For many organizations, the problem often boils down to changing company culture. At Boeing, for example, employees used to be rewarded for coming up with solutions to problems on their own. Many would be given internal "patents," which essentially meant that they owned whatever solution they created. In recent years, however, Boeing has abandoned this approach in an effort to increase collaboration. Company officials are now often heard touting a "One Boeing" concept of teamwork.

"When you have a patent and you're working on something, it's not advantageous to share it with everybody," Badolato said. "Now we're all about this collaborative environment, and it's a complete reversal of what these people are used to. We have a lot of sites across the country and across the world, and it's hard to get people to start doing things one way."

Manish Gupta, who is responsible for the database, storage and BI infrastructure at a large media and publishing organization, has been trying to centralize data management and implement MDM across five individual companies. He agreed that the job security concerns of line-of-business managers often slow down the process.

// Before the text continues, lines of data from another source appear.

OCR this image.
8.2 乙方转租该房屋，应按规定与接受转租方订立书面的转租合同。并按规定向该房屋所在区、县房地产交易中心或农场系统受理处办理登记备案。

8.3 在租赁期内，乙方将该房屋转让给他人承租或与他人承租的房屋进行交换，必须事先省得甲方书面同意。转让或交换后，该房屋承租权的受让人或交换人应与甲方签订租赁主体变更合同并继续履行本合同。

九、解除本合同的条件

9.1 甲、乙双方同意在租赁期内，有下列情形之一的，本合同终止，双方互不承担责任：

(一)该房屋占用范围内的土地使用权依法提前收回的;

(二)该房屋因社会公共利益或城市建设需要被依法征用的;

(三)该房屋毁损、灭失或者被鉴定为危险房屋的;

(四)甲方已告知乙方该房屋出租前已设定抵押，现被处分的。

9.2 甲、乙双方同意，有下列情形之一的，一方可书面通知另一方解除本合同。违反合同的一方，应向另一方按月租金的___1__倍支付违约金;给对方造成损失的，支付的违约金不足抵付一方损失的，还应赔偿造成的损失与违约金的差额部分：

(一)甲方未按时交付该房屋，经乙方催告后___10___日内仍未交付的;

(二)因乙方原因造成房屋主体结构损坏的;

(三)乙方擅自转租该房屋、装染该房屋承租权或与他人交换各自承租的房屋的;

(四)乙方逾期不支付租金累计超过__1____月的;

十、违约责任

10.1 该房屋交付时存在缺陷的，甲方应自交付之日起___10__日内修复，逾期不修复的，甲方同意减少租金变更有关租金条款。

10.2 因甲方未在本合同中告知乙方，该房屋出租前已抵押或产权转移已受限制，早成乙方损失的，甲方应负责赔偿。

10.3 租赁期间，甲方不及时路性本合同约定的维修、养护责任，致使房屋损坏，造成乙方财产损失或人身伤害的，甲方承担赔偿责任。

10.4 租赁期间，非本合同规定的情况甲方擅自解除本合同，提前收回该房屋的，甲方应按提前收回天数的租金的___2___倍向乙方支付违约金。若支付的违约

"We are now heavily thinking of how we create that centralized way of managing master data, and [at the same time] we are trying to figure out our data integration issues between divisions and stuff like that," Gupta said. "It's all political."

One way to ease the concerns of business managers is to keep them in the MDM loop and involved in the MDM process from the beginning. It's also a good idea to show them how improved data quality can lower costs, reduce risk and ultimately make the business managers' individual business units more successful.

"Get the businesses to really be part of the process. Get them involved," Gupta said. "Otherwise, [the MDM project will be] a big nuisance."

Leaders of MDM initiatives need to emphasize the idea that MDM is an ongoing process -- not a project with an end in sight -- and they need to continually show the business value of MDM, said Isabelle Davis, the senior project manager for MDM at Watts Water Technologies Inc. in North Andover, Mass.

The process of showing business value to co-workers can vary widely depending on whose concerns are being addressed, Davis added. For example, when talking to a BI person, show how improved data will lead to more accurate analyses.

"You can do reporting on anything you want all day long, but if the data isn't correct, you're going to have inaccurate reports," she said. "That's what I would say to a BI person."

When talking to the chief financial officer or CEO, show how MDM will streamline processes and reduce the costs associated with manually correcting erroneous data.

"Take your key MDM point and match it to a key business point," Davis said. "That's where the money savings come and that's what the CEO is thinking about."